Provides some well-defined syntactic rules for marking up Unicode text, defining a hierarchy of elements with attributes.

XML Namespaces: So What?

Provides a reasonable mechanism for keeping short tag names distinct. Useful when multiple vocabularies are united in a single document in a schema-validated or non-validated environment. (Doesn't play nice with DTDs.)

XML Infoset: So What?

Provides a well-defined abstract model for XML. Useful as a basis for other specifications so they need not bother about trivia of syntax and character sequences.

XML Schemas: So What?

Provides a comprehensive set of simple datatypes, plus rich structural composition and type derivation mechanisms. Validation story that plays nice with namespaces and that is more than just pass/fail. A key technology for type-aware information.

XPath: So What?

A non-XML syntax that is embeddable in URLs for tersely expressing selection and navigation within an XML document. Key enabling technology for XML-based linking and query.

XPointer: So What?

Provides a pointer syntax for pointing inside XML documents. Useful as a means of expressing references into large XML data sources. Based on XPath.

XLink: So What?

Provides an XML vocabulary for expressing links, analogous but more extensive than that of HTML.

XSLT: So What?

Provides an XML vocabulary for defining transformations of XML data to XML, HTML, or text.

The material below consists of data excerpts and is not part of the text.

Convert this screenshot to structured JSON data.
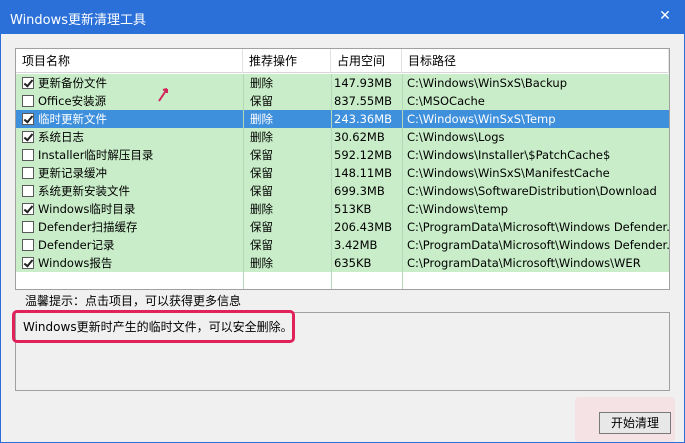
{
  "window": {
    "title": "Windows更新清理工具",
    "close_label": "✕"
  },
  "list": {
    "headers": [
      "项目名称",
      "推荐操作",
      "占用空间",
      "目标路径"
    ],
    "rows": [
      {
        "checked": true,
        "name": "更新备份文件",
        "action": "删除",
        "size": "147.93MB",
        "path": "C:\\Windows\\WinSxS\\Backup",
        "selected": false
      },
      {
        "checked": false,
        "name": "Office安装源",
        "action": "保留",
        "size": "837.55MB",
        "path": "C:\\MSOCache",
        "selected": false
      },
      {
        "checked": true,
        "name": "临时更新文件",
        "action": "删除",
        "size": "243.36MB",
        "path": "C:\\Windows\\WinSxS\\Temp",
        "selected": true
      },
      {
        "checked": true,
        "name": "系统日志",
        "action": "删除",
        "size": "30.62MB",
        "path": "C:\\Windows\\Logs",
        "selected": false
      },
      {
        "checked": false,
        "name": "Installer临时解压目录",
        "action": "保留",
        "size": "592.12MB",
        "path": "C:\\Windows\\Installer\\$PatchCache$",
        "selected": false
      },
      {
        "checked": false,
        "name": "更新记录缓冲",
        "action": "保留",
        "size": "148.11MB",
        "path": "C:\\Windows\\WinSxS\\ManifestCache",
        "selected": false
      },
      {
        "checked": false,
        "name": "系统更新安装文件",
        "action": "保留",
        "size": "699.3MB",
        "path": "C:\\Windows\\SoftwareDistribution\\Download",
        "selected": false
      },
      {
        "checked": true,
        "name": "Windows临时目录",
        "action": "删除",
        "size": "513KB",
        "path": "C:\\Windows\\temp",
        "selected": false
      },
      {
        "checked": false,
        "name": "Defender扫描缓存",
        "action": "保留",
        "size": "206.43MB",
        "path": "C:\\ProgramData\\Microsoft\\Windows Defender...",
        "selected": false
      },
      {
        "checked": false,
        "name": "Defender记录",
        "action": "保留",
        "size": "3.42MB",
        "path": "C:\\ProgramData\\Microsoft\\Windows Defender...",
        "selected": false
      },
      {
        "checked": true,
        "name": "Windows报告",
        "action": "删除",
        "size": "635KB",
        "path": "C:\\ProgramData\\Microsoft\\Windows\\WER",
        "selected": false
      }
    ]
  },
  "hint": "温馨提示：点击项目，可以获得更多信息",
  "description": "Windows更新时产生的临时文件，可以安全删除。",
  "start_button": "开始清理",
  "colors": {
    "titlebar": "#2b70d9",
    "row_bg": "#c9edc9",
    "selected_bg": "#3e8fdc",
    "highlight": "#e0215a"
  }
}
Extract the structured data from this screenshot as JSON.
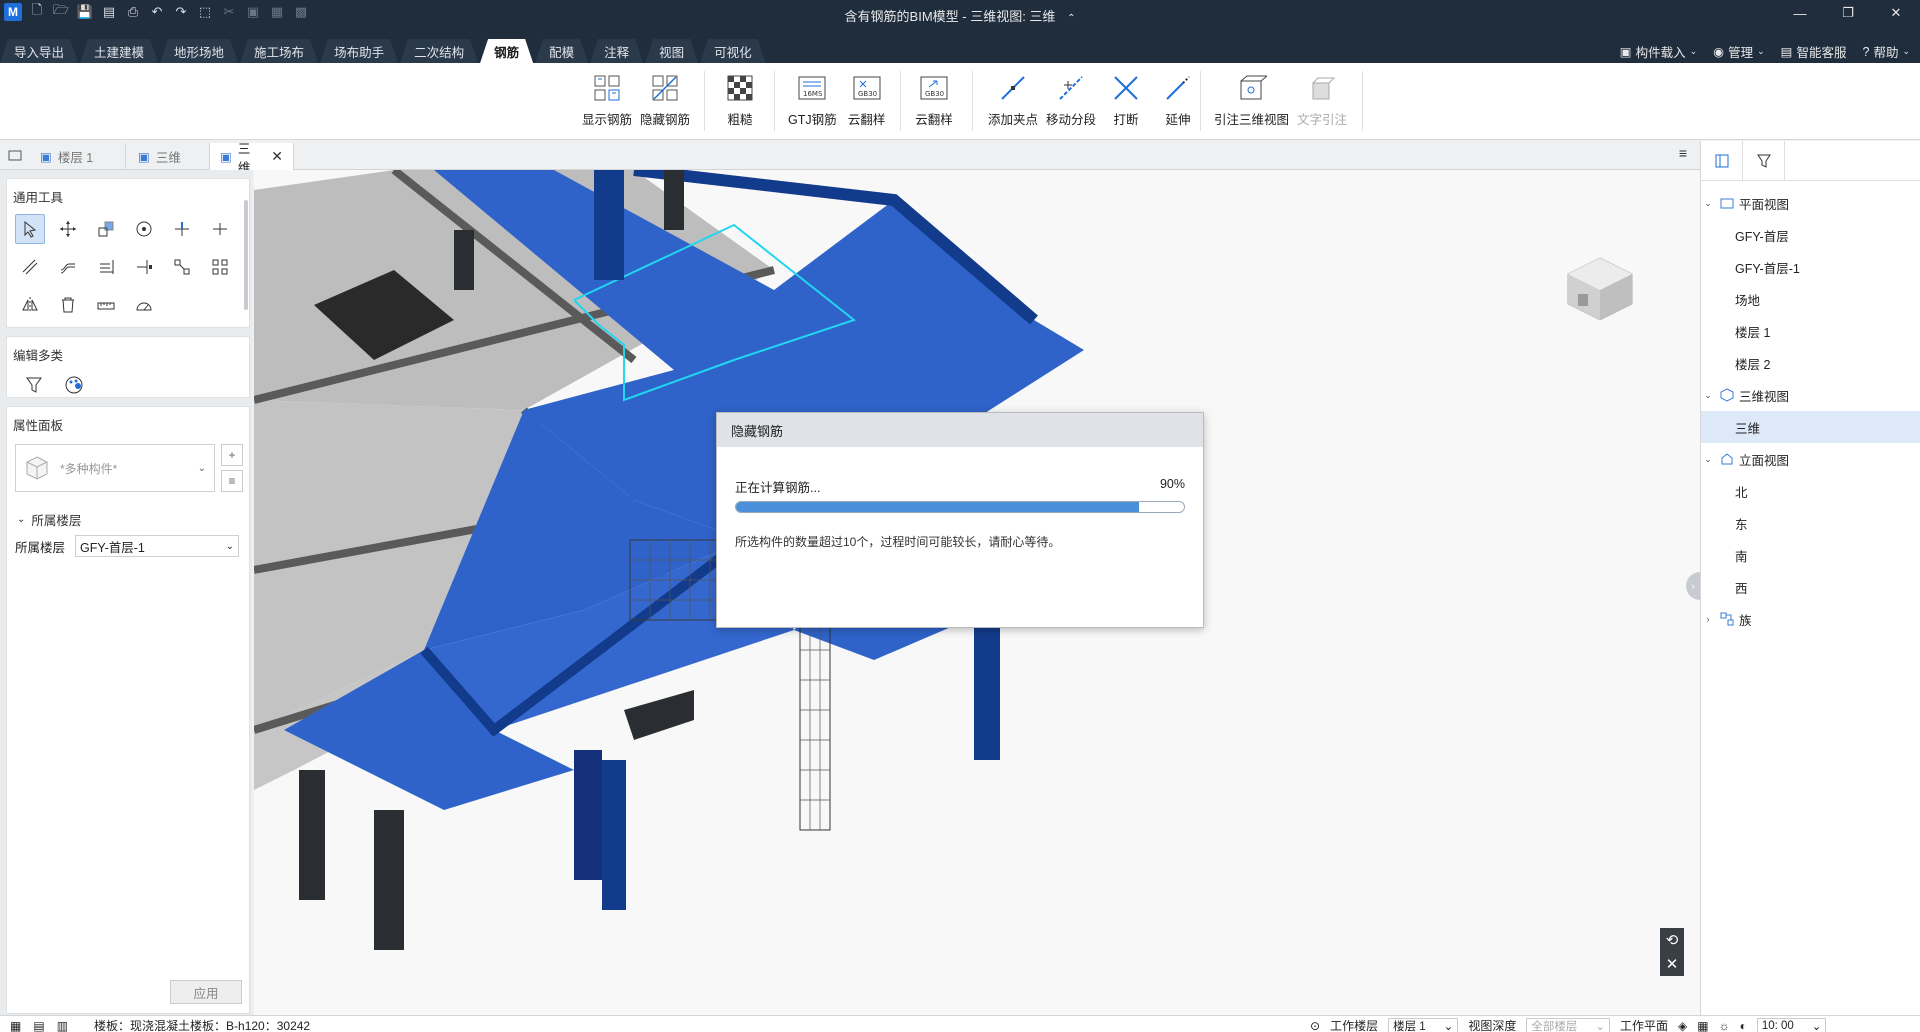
{
  "window": {
    "title": "含有钢筋的BIM模型 - 三维视图: 三维",
    "title_suffix": "⌃"
  },
  "ribbon_tabs": [
    {
      "label": "导入导出",
      "active": false
    },
    {
      "label": "土建建模",
      "active": false
    },
    {
      "label": "地形场地",
      "active": false
    },
    {
      "label": "施工场布",
      "active": false
    },
    {
      "label": "场布助手",
      "active": false
    },
    {
      "label": "二次结构",
      "active": false
    },
    {
      "label": "钢筋",
      "active": true
    },
    {
      "label": "配模",
      "active": false
    },
    {
      "label": "注释",
      "active": false
    },
    {
      "label": "视图",
      "active": false
    },
    {
      "label": "可视化",
      "active": false
    }
  ],
  "ribbon_right": {
    "component_load": "构件载入",
    "manage": "管理",
    "service": "智能客服",
    "help": "帮助"
  },
  "ribbon_buttons": {
    "show_rebar": "显示钢筋",
    "hide_rebar": "隐藏钢筋",
    "rough": "粗糙",
    "gtj_rebar": "GTJ钢筋",
    "cloud_sample_1": "云翻样",
    "cloud_sample_2": "云翻样",
    "add_pinch": "添加夹点",
    "move_segment": "移动分段",
    "break": "打断",
    "extend": "延伸",
    "annotate_3d": "引注三维视图",
    "text_annotate": "文字引注"
  },
  "doc_tabs": [
    {
      "label": "楼层 1",
      "active": false
    },
    {
      "label": "三维",
      "active": false
    },
    {
      "label": "三维",
      "active": true
    }
  ],
  "left_panel": {
    "general_tools": "通用工具",
    "edit_multi": "编辑多类",
    "property_panel": "属性面板",
    "component_placeholder": "*多种构件*",
    "floor_group": "所属楼层",
    "floor_label": "所属楼层",
    "floor_value": "GFY-首层-1",
    "apply": "应用"
  },
  "dialog": {
    "title": "隐藏钢筋",
    "status": "正在计算钢筋...",
    "percent_text": "90%",
    "progress": 0.9,
    "note": "所选构件的数量超过10个，过程时间可能较长，请耐心等待。"
  },
  "tree": {
    "plan_views": "平面视图",
    "plan_items": [
      "GFY-首层",
      "GFY-首层-1",
      "场地",
      "楼层 1",
      "楼层 2"
    ],
    "views_3d": "三维视图",
    "items_3d": [
      "三维"
    ],
    "elevations": "立面视图",
    "elevation_items": [
      "北",
      "东",
      "南",
      "西"
    ],
    "families": "族"
  },
  "status_bar": {
    "selection": "楼板：现浇混凝土楼板：B-h120：30242",
    "work_floor_label": "工作楼层",
    "work_floor_value": "楼层 1",
    "view_depth_label": "视图深度",
    "view_depth_value": "全部楼层",
    "work_plane_label": "工作平面",
    "time_value": "10: 00"
  },
  "colors": {
    "slab_blue": "#2f63c9",
    "dark_blue": "#123b8c",
    "concrete": "#c8c8c8",
    "highlight": "#22d5f0",
    "titlebar": "#1f2d3d"
  }
}
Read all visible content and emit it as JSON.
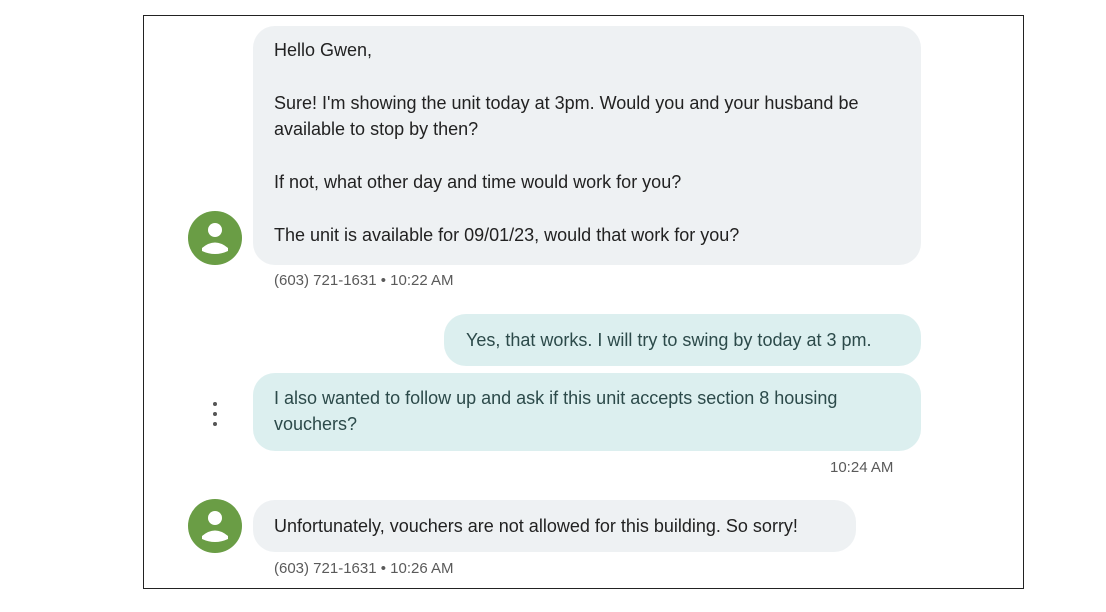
{
  "conversation": {
    "messages": [
      {
        "direction": "incoming",
        "paragraphs": [
          [
            "Hello Gwen,"
          ],
          [
            "Sure! I'm showing the unit today at 3pm. Would you and your husband be",
            "available to stop by then?"
          ],
          [
            "If not, what other day and time would work for you?"
          ],
          [
            "The unit is available for 09/01/23, would that work for you?"
          ]
        ],
        "meta": "(603) 721-1631 • 10:22 AM"
      },
      {
        "direction": "outgoing",
        "paragraphs": [
          [
            "Yes, that works. I will try to swing by today at 3 pm."
          ]
        ]
      },
      {
        "direction": "outgoing",
        "paragraphs": [
          [
            "I also wanted to follow up and ask if this unit accepts section 8 housing",
            "vouchers?"
          ]
        ],
        "meta": "10:24 AM"
      },
      {
        "direction": "incoming",
        "paragraphs": [
          [
            "Unfortunately, vouchers are not allowed for this building. So sorry!"
          ]
        ],
        "meta": "(603) 721-1631 • 10:26 AM"
      }
    ]
  },
  "icons": {
    "avatar": "person-icon",
    "more": "more-vert-icon"
  },
  "colors": {
    "avatar_bg": "#6a9d45",
    "incoming_bubble": "#eef1f3",
    "outgoing_bubble": "#dcefef",
    "outgoing_text": "#2c4a4a"
  }
}
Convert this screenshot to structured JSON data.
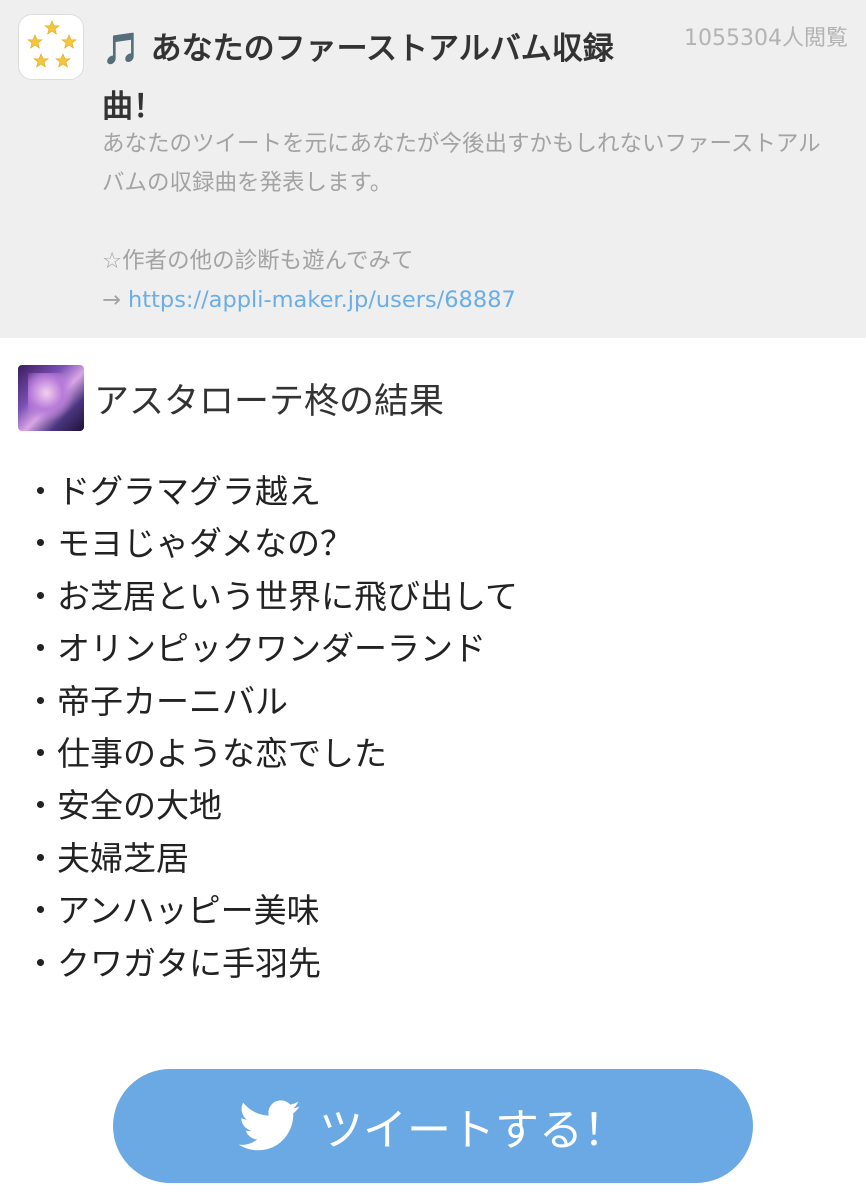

A key technology for data manipulation.

XSL (FO): So What?

Provides an XML vocabulary for expressing high quality printed output. Useful for documents that need richer controls over final form than that offered by HTML.

DOM: So What?

Provides a standard generic object model and API for interacting with the XML infoset. Bindings exist for a number of programming languages. Useful for generic processing of small amounts of small XML documents . Too heavy weight for efficient use with large XML documents or many concurrently. (In short: a client-side technology, primarily.)

SAX: So What?

Provides a standard generic event-based API for processing an XML data stream. Bindings exist for a number of programming languages. Useful for applications that do not need to or cannot keep the entire document in memory at once or that want to build their own tuned objects. Suitable for high-performance server-side processing.